Context L.B. Foster reported $160.4 million in revenue for the quarter ending December, a 25.1% rise from the same period a year earlier. The company missed earnings per share and EBITDA forecasts, but the top‑line beat kept the stock modestly higher. Analysts now expect the next quarter’s revenue to climb 6.6% year‑over‑year, reversing a 21.3% decline recorded in the same quarter last year.

Key Facts - The consensus forecast calls for Q1 revenue of roughly $171 million, up 6.6% from the prior year’s $160 million. - Over the past month, FSTR shares have risen 1.9%, lagging the 9.4% average gain in the broader industrial machinery sector. - Analysts’ average price target sits at $32.50, compared with the current price of $30.68, implying a 6% upside. - Peer performance shows mixed signals: Albany International (ALB) posted 7.8% revenue growth, while Luxfer (LUX) saw a 13.5% decline.

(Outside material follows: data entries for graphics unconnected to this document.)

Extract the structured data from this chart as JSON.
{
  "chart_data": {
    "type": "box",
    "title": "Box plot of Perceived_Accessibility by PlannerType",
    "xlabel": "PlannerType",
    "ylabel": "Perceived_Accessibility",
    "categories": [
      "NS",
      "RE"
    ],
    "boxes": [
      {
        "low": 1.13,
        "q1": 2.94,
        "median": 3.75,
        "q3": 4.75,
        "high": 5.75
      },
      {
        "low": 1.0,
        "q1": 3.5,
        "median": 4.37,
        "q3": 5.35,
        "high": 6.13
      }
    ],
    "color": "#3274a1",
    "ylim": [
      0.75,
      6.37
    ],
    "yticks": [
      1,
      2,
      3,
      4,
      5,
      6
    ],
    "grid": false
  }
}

What It Means The projected 6.6% growth suggests the company will sustain momentum without replicating the prior quarter’s explosive rise. The slowdown reflects a normalization after a strong rebound from a 21.3% year‑over‑year dip in the same quarter last year. Investors appear cautiously optimistic; the stock’s modest 1.9% gain contrasts with the sector’s broader rally, yet the $32.50 price target signals confidence that the current price undervalues the business.

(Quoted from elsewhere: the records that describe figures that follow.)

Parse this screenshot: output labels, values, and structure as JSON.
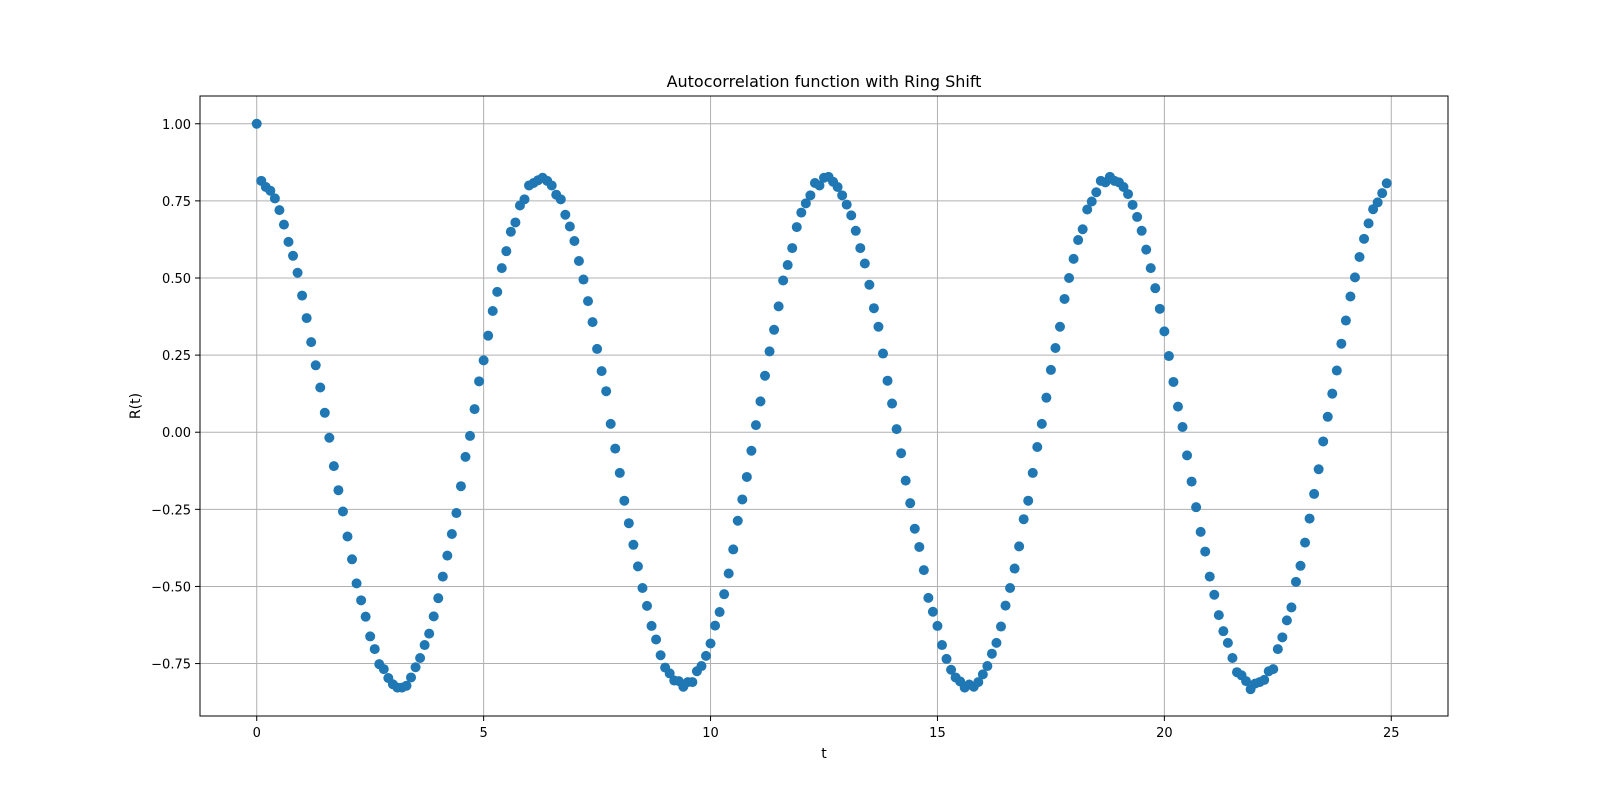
{
  "chart_data": {
    "type": "scatter",
    "title": "Autocorrelation function with Ring Shift",
    "xlabel": "t",
    "ylabel": "R(t)",
    "xlim": [
      -1.25,
      26.25
    ],
    "ylim": [
      -0.92,
      1.09
    ],
    "xticks": [
      0,
      5,
      10,
      15,
      20,
      25
    ],
    "xtick_labels": [
      "0",
      "5",
      "10",
      "15",
      "20",
      "25"
    ],
    "yticks": [
      1.0,
      0.75,
      0.5,
      0.25,
      0.0,
      -0.25,
      -0.5,
      -0.75
    ],
    "ytick_labels": [
      "1.00",
      "0.75",
      "0.50",
      "0.25",
      "0.00",
      "−0.25",
      "−0.50",
      "−0.75"
    ],
    "grid": true,
    "marker_color": "#1f77b4",
    "series": [
      {
        "x": [
          0,
          0.1,
          0.2,
          0.3,
          0.4,
          0.5,
          0.6,
          0.7,
          0.8,
          0.9,
          1.0,
          1.1,
          1.2,
          1.3,
          1.4,
          1.5,
          1.6,
          1.7,
          1.8,
          1.9,
          2.0,
          2.1,
          2.2,
          2.3,
          2.4,
          2.5,
          2.6,
          2.7,
          2.8,
          2.9,
          3.0,
          3.1,
          3.2,
          3.3,
          3.4,
          3.5,
          3.6,
          3.7,
          3.8,
          3.9,
          4.0,
          4.1,
          4.2,
          4.3,
          4.4,
          4.5,
          4.6,
          4.7,
          4.8,
          4.9,
          5.0,
          5.1,
          5.2,
          5.3,
          5.4,
          5.5,
          5.6,
          5.7,
          5.8,
          5.9,
          6.0,
          6.1,
          6.2,
          6.3,
          6.4,
          6.5,
          6.6,
          6.7,
          6.8,
          6.9,
          7.0,
          7.1,
          7.2,
          7.3,
          7.4,
          7.5,
          7.6,
          7.7,
          7.8,
          7.9,
          8.0,
          8.1,
          8.2,
          8.3,
          8.4,
          8.5,
          8.6,
          8.7,
          8.8,
          8.9,
          9.0,
          9.1,
          9.2,
          9.3,
          9.4,
          9.5,
          9.6,
          9.7,
          9.8,
          9.9,
          10.0,
          10.1,
          10.2,
          10.3,
          10.4,
          10.5,
          10.6,
          10.7,
          10.8,
          10.9,
          11.0,
          11.1,
          11.2,
          11.3,
          11.4,
          11.5,
          11.6,
          11.7,
          11.8,
          11.9,
          12.0,
          12.1,
          12.2,
          12.3,
          12.4,
          12.5,
          12.6,
          12.7,
          12.8,
          12.9,
          13.0,
          13.1,
          13.2,
          13.3,
          13.4,
          13.5,
          13.6,
          13.7,
          13.8,
          13.9,
          14.0,
          14.1,
          14.2,
          14.3,
          14.4,
          14.5,
          14.6,
          14.7,
          14.8,
          14.9,
          15.0,
          15.1,
          15.2,
          15.3,
          15.4,
          15.5,
          15.6,
          15.7,
          15.8,
          15.9,
          16.0,
          16.1,
          16.2,
          16.3,
          16.4,
          16.5,
          16.6,
          16.7,
          16.8,
          16.9,
          17.0,
          17.1,
          17.2,
          17.3,
          17.4,
          17.5,
          17.6,
          17.7,
          17.8,
          17.9,
          18.0,
          18.1,
          18.2,
          18.3,
          18.4,
          18.5,
          18.6,
          18.7,
          18.8,
          18.9,
          19.0,
          19.1,
          19.2,
          19.3,
          19.4,
          19.5,
          19.6,
          19.7,
          19.8,
          19.9,
          20.0,
          20.1,
          20.2,
          20.3,
          20.4,
          20.5,
          20.6,
          20.7,
          20.8,
          20.9,
          21.0,
          21.1,
          21.2,
          21.3,
          21.4,
          21.5,
          21.6,
          21.7,
          21.8,
          21.9,
          22.0,
          22.1,
          22.2,
          22.3,
          22.4,
          22.5,
          22.6,
          22.7,
          22.8,
          22.9,
          23.0,
          23.1,
          23.2,
          23.3,
          23.4,
          23.5,
          23.6,
          23.7,
          23.8,
          23.9,
          24.0,
          24.1,
          24.2,
          24.3,
          24.4,
          24.5,
          24.6,
          24.7,
          24.8,
          24.9
        ],
        "y": [
          1.0,
          0.815,
          0.795,
          0.783,
          0.758,
          0.72,
          0.673,
          0.617,
          0.572,
          0.517,
          0.443,
          0.37,
          0.292,
          0.217,
          0.145,
          0.063,
          -0.018,
          -0.11,
          -0.188,
          -0.257,
          -0.338,
          -0.412,
          -0.49,
          -0.545,
          -0.598,
          -0.662,
          -0.703,
          -0.752,
          -0.768,
          -0.797,
          -0.817,
          -0.828,
          -0.828,
          -0.822,
          -0.795,
          -0.762,
          -0.732,
          -0.69,
          -0.653,
          -0.597,
          -0.538,
          -0.468,
          -0.4,
          -0.33,
          -0.262,
          -0.175,
          -0.08,
          -0.012,
          0.075,
          0.165,
          0.233,
          0.313,
          0.393,
          0.455,
          0.532,
          0.587,
          0.65,
          0.68,
          0.735,
          0.755,
          0.8,
          0.808,
          0.817,
          0.825,
          0.815,
          0.8,
          0.77,
          0.755,
          0.705,
          0.667,
          0.62,
          0.555,
          0.495,
          0.425,
          0.357,
          0.27,
          0.198,
          0.133,
          0.027,
          -0.053,
          -0.132,
          -0.222,
          -0.295,
          -0.365,
          -0.435,
          -0.505,
          -0.563,
          -0.628,
          -0.672,
          -0.723,
          -0.763,
          -0.782,
          -0.805,
          -0.807,
          -0.825,
          -0.81,
          -0.81,
          -0.775,
          -0.758,
          -0.725,
          -0.685,
          -0.627,
          -0.583,
          -0.525,
          -0.458,
          -0.38,
          -0.287,
          -0.218,
          -0.145,
          -0.06,
          0.023,
          0.1,
          0.183,
          0.262,
          0.332,
          0.408,
          0.492,
          0.542,
          0.597,
          0.665,
          0.712,
          0.742,
          0.768,
          0.808,
          0.8,
          0.825,
          0.828,
          0.812,
          0.795,
          0.768,
          0.738,
          0.703,
          0.653,
          0.597,
          0.547,
          0.478,
          0.402,
          0.342,
          0.255,
          0.167,
          0.093,
          0.01,
          -0.068,
          -0.157,
          -0.23,
          -0.313,
          -0.372,
          -0.447,
          -0.537,
          -0.582,
          -0.628,
          -0.69,
          -0.735,
          -0.77,
          -0.795,
          -0.808,
          -0.828,
          -0.818,
          -0.825,
          -0.81,
          -0.785,
          -0.758,
          -0.718,
          -0.683,
          -0.63,
          -0.562,
          -0.505,
          -0.442,
          -0.37,
          -0.282,
          -0.222,
          -0.132,
          -0.048,
          0.027,
          0.112,
          0.202,
          0.273,
          0.342,
          0.432,
          0.5,
          0.562,
          0.623,
          0.658,
          0.722,
          0.748,
          0.778,
          0.815,
          0.81,
          0.828,
          0.815,
          0.81,
          0.795,
          0.772,
          0.737,
          0.698,
          0.653,
          0.592,
          0.532,
          0.467,
          0.4,
          0.327,
          0.247,
          0.163,
          0.083,
          0.017,
          -0.075,
          -0.16,
          -0.243,
          -0.323,
          -0.387,
          -0.468,
          -0.527,
          -0.593,
          -0.645,
          -0.683,
          -0.732,
          -0.778,
          -0.788,
          -0.807,
          -0.833,
          -0.815,
          -0.81,
          -0.803,
          -0.775,
          -0.768,
          -0.703,
          -0.665,
          -0.61,
          -0.568,
          -0.485,
          -0.433,
          -0.358,
          -0.28,
          -0.2,
          -0.12,
          -0.03,
          0.05,
          0.125,
          0.2,
          0.287,
          0.362,
          0.44,
          0.502,
          0.568,
          0.627,
          0.677,
          0.723,
          0.745,
          0.775,
          0.807
        ]
      }
    ]
  }
}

From a valuation standpoint, the price‑target gap translates to roughly $1.82 per share, or a 6% premium. If the company meets or exceeds the 6.6% forecast, the upside could narrow, prompting analysts to adjust targets upward. Conversely, a miss would likely widen the discount and pressure the stock further.

Looking Ahead Watch the Q1 earnings release for actual revenue, EBITDA and EPS figures, and monitor how the market reacts to any deviation from the 6.6% consensus. Subsequent guidance will be key to gauging whether FSTR can sustain growth amid mixed peer results.